The UK’s home care sector is spending an extra £75m on petrol and diesel compared to a year ago, according to research by the Homecare Association.

The home care sector’s collective spending on fuel is up from £224 million a year in May 2021 to £299 million in May 2022.

Since May 2021, the cost of petrol and diesel has steadily increased, rocketing in recent months, with analysts predicting petrol could rise to as much as £2 a litre in the next couple of months.

Based on analysis of research by the consumer research website, NimbleFins, the Association found that an estimated 113 million litres are being used by petrol cars on home care visits a year and 60 million litres are used by diesel cars.

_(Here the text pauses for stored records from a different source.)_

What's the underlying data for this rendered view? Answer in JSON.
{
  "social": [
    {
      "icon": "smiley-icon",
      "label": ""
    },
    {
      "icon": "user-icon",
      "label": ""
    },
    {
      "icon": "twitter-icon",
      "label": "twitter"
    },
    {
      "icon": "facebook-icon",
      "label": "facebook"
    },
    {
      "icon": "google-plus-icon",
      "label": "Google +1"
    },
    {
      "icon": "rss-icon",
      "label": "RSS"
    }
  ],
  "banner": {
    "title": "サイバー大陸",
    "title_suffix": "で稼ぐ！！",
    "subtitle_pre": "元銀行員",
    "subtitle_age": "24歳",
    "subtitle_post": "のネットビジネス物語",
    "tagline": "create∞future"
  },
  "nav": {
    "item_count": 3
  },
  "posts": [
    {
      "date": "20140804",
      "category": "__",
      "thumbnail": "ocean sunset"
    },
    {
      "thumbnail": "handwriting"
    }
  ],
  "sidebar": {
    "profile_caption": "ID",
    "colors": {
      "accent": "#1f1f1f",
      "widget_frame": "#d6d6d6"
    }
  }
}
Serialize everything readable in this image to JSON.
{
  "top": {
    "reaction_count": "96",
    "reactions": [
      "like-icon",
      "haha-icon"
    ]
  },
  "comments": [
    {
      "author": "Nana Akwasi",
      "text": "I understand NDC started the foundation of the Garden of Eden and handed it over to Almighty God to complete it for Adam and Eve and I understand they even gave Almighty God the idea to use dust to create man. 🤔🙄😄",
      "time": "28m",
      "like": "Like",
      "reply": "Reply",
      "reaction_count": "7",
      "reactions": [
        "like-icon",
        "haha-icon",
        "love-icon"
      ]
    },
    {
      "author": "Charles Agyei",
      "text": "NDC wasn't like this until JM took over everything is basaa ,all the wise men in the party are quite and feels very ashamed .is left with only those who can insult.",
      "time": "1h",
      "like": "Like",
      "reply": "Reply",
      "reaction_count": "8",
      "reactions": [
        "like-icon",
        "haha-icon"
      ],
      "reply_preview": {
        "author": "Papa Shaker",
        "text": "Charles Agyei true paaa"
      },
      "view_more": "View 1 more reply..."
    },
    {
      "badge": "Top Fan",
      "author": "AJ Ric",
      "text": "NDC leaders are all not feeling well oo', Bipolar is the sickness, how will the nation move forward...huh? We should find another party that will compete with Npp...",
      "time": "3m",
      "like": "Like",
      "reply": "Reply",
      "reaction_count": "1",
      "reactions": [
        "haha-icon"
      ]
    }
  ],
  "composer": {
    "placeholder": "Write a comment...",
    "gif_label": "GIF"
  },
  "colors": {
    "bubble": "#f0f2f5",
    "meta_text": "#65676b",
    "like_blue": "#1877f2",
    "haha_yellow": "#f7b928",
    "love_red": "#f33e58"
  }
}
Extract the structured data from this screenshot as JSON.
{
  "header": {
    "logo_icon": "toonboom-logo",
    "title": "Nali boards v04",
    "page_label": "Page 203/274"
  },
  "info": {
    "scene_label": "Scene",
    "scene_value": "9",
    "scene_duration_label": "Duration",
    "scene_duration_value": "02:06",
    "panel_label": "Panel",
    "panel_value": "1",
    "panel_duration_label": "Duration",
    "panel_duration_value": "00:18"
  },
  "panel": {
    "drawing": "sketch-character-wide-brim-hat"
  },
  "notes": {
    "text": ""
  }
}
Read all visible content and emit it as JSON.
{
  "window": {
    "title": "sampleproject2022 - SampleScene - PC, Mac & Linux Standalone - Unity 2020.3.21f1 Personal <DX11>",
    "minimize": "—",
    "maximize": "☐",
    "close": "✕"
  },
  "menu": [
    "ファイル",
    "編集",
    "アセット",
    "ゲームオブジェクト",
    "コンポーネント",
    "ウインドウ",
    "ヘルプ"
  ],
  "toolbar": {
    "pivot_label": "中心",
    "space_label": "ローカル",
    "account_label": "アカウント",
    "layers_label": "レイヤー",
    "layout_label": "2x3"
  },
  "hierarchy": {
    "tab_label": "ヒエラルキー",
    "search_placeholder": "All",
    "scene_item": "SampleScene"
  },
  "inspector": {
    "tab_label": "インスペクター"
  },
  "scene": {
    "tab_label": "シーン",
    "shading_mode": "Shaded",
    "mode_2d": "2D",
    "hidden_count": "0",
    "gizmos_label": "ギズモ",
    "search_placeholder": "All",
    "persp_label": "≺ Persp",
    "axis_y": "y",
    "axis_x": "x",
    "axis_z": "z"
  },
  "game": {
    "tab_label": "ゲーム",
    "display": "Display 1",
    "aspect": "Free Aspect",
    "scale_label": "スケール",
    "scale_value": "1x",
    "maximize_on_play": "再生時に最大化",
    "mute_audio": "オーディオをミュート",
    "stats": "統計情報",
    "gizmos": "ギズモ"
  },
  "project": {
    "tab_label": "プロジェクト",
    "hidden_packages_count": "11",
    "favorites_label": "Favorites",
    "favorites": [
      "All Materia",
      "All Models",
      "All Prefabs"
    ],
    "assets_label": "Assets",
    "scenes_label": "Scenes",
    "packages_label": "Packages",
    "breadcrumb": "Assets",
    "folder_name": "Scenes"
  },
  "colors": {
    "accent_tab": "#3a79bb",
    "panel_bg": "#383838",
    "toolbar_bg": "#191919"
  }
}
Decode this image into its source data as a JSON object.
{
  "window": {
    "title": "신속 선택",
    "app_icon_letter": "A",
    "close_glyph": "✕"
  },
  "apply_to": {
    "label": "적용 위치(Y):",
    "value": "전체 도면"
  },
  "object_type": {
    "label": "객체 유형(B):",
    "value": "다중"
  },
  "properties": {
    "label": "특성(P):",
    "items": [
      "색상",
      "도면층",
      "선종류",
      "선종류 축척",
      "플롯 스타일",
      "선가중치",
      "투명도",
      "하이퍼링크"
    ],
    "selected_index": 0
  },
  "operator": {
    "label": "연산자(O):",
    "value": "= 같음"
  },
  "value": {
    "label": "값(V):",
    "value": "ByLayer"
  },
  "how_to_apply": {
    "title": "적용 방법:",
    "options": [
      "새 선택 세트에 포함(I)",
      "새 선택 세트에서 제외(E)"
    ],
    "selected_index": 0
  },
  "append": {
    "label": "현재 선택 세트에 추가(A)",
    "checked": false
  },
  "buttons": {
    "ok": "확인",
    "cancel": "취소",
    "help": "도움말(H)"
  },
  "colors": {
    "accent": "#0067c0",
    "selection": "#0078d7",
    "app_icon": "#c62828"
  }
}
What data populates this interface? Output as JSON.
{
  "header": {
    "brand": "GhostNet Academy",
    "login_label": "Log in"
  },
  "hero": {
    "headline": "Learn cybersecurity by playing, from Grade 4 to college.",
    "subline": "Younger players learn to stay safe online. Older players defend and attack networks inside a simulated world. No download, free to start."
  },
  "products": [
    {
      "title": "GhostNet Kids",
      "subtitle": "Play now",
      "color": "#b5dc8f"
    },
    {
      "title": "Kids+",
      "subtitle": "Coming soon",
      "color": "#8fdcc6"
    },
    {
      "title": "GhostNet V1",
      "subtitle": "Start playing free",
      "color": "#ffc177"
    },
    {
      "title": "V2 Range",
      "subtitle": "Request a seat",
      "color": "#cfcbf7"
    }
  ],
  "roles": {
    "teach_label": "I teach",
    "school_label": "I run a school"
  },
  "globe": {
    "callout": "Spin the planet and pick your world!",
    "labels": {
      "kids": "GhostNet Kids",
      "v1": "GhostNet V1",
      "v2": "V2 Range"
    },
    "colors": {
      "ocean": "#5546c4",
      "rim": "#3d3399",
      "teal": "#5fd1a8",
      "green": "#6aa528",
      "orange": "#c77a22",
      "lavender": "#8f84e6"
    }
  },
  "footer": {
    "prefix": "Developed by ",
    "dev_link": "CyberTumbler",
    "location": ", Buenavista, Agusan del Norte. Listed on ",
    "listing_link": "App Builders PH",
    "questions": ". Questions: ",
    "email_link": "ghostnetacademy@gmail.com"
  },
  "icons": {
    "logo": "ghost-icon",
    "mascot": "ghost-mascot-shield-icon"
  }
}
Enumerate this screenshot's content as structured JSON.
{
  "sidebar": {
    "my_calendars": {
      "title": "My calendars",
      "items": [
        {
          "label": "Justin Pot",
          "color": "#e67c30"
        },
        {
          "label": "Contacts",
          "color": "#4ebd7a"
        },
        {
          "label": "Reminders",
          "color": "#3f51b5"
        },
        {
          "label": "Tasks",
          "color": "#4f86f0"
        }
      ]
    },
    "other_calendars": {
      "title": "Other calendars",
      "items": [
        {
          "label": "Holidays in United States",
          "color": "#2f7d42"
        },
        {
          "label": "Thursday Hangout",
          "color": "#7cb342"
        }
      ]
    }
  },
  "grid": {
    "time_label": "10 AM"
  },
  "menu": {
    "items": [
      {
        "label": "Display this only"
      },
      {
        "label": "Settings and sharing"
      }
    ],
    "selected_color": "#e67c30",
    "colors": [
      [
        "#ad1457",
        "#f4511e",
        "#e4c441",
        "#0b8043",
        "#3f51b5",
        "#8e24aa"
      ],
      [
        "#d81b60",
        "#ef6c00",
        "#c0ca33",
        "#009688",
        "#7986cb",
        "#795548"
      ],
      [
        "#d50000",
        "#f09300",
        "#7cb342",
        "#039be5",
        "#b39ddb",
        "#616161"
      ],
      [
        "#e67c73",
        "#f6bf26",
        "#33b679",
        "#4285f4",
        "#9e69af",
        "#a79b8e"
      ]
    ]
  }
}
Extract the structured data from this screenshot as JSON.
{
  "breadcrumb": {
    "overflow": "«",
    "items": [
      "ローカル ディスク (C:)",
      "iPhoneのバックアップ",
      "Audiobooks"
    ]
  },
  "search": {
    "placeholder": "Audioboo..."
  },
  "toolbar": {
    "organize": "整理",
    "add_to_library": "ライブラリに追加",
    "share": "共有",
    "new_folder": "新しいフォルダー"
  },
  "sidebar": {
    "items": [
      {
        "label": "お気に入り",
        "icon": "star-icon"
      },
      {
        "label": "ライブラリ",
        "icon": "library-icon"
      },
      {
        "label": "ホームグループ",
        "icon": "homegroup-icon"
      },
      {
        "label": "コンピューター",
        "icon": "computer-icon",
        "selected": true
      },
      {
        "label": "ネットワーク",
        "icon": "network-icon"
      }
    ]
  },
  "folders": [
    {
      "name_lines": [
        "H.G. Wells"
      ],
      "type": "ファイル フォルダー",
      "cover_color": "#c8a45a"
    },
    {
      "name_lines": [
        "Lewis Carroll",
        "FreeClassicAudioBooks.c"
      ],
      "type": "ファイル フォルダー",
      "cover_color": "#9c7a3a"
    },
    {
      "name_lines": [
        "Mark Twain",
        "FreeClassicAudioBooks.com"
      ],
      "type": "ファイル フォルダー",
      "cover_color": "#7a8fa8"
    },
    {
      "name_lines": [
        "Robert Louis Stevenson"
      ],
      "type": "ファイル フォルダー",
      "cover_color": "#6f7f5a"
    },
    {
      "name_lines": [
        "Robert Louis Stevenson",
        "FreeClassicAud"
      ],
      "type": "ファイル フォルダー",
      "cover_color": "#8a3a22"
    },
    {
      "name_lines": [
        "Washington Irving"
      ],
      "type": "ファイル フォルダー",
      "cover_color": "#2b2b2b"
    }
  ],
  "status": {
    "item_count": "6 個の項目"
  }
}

‘Dramatic rise in fuel costs since May 2021’

The Homecare Association, which represents home care providers, is urging the government to pay for a temporary fuel allowance to cover rising fuel costs for vehicles used to deliver home care, as well as reinstate emergency Covid-19 funding for care workers to receive full sick pay.

Jane Townson, the chief executive of the Homecare Association said: “We reiterate our call for the government to provide temporary grant funding as a fuel allowance to cover increased costs of fuel for vehicles needed to deliver home care.

“As we have seen, the UK home care sector requires an extra £75 million to cover the dramatic rise in fuel costs since May 2021.”